For the six young artists represented in this excellent show, it’s likely that spring 2016 will be remembered as one of the greatest bursts of creative activity in their careers. Sequestered together beneath the stands in their Harder Stadium studios, every one of these talented individuals has come up with something new in the last months of their time at UCSB, and the result is a sense of cascading inventiveness spilling out of the space and into the general atmosphere of UCSB’s campus center. For example, on Saturday afternoon at 3:30 (as she will every day at the same time until the show closes on May 29), Emily Baker appeared to activate her installation, and, in particular, to fulfill the title of the piece known as “Quiet Practice.”

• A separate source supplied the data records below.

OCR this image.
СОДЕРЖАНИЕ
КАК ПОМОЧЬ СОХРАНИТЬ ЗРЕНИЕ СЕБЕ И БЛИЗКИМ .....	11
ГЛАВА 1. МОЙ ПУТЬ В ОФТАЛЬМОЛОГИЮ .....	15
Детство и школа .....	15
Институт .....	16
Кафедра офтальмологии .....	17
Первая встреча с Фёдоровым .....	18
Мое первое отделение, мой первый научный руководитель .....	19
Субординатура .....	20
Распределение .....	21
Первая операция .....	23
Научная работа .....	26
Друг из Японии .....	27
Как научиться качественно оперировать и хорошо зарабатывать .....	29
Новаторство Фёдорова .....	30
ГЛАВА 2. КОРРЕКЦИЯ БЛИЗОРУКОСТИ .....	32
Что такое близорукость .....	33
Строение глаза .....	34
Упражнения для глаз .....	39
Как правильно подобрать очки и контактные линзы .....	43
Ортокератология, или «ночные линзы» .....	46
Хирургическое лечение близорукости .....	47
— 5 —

Baker arrived at the school two years ago as a graduate of Cal State Chico with a concentration in furniture design and a background in competitive gymnastics. At UCSB, where the MFA program requires students to dig deep in order to reimagine what it means to be a contemporary artist, Baker began connecting some of the complex mixed feelings she was experiencing as she aged out of the gymnastics world with complementary insights into what she had to offer as an artist. The result, as those of us present in the gallery at during the performance witnessed, is an uncanny blend of facture, physicality, and philosophy. For approximately 15 minutes, Baker hung, hoisted, and flipped over a pull-up bar mounted high off the floor in a corner of the room. Her strenuous “Quiet Practice” routine included numerous moments in which her feet, legs, and back made contact with the wall, thus clarifying the origins of painted patches on the walls elsewhere in the space that were made when the artist, coated in black paint, climbed and then slid down a rope attached to metal beams along the ceiling. Breathing only a little harder than normal, Baker took questions after the performance, explaining that her work has allowed her to explain the ways she feels about her body in flight to an art audience.
In the next room, Tom Pazderka’s brilliant, earthy sculptural installations reveal another form of acute consciousness, this one attuned to the obvious differences and subtler similarities between contemporary American and the Eastern Europe in which he was born and grew up. Demonstrating an equal facility with construction materials and critical theory, Pazderka has created an unforgettable universe out of cabins and cabinets, while in the process identifying a set of thinkers such as Martin Heidegger, Henry David Thoreau, and even the Unabomber, Ted Kaczynski, as “people of the cabin.” The mix of salvaged wood, skillful drawing, and profound reflection repays sustained attention, and is sure to gain Pazderka notice in the art world.
Morgan McAllister is a painter and sculptor who is primarily represented in this exhibition by a series of ambitious abstract paintings. “Eleutheromania” (2016) includes the gnomic inscriptions “WHEN FLOODED” and “DON’T DROWN,” and recalls the work of both Jean-Michel Basquiat in form and that of Willem de Kooning in palette.
For George Sanders, the last lap of grad school has meant a flourishing engagement with larger three-dimensional forms, all of them based in his long-standing commitment to examining the support system of painting. By prototyping each of his constructions through multiple iterations in the studio, Sanders has developed a distinctive and instantly recognizable style and vocabulary within the idiom of art made from pre-existing building and packing supplies. “Invisible fresh” (2016) uses striped rope, poplar wood, and Flashe paint to create a scintillating and rigorous composition in line, light, color, and shadow.
Shannon Willis takes over the back room for “Falling in Love While Drowning” (2016), an immersive, video-based installation that also involved mirrors and lighting effects. Swinging back and forth between soothing and harrowing, this highly personal work invites multiple visits and reflection.
Vanesa Gingold’s playful, exquisite sculptures and mobiles complete the exhibition, with a new work in the shape of a human-sized cocoon occupying pride of place on a pedestal. Gingold’s work merges sophisticated draftsmanship with papermaking, sculpture, and even techniques derived from tent and basket design. Delicious, airy dreams like “Afterglow” (2016) reveal a powerful intellect from within the intricate traceries of their woven details. Like all the work in this exciting show, Gingold’s sculptures promise that the reputation of UCSB’s MFA program will only continue to grow in stature in coming years.
The UCSB MFA Exhibition 2016 is at the Art, Design & Architecture Museum through May 29. Daily performances by Emily Baker are at 3:30 p.m.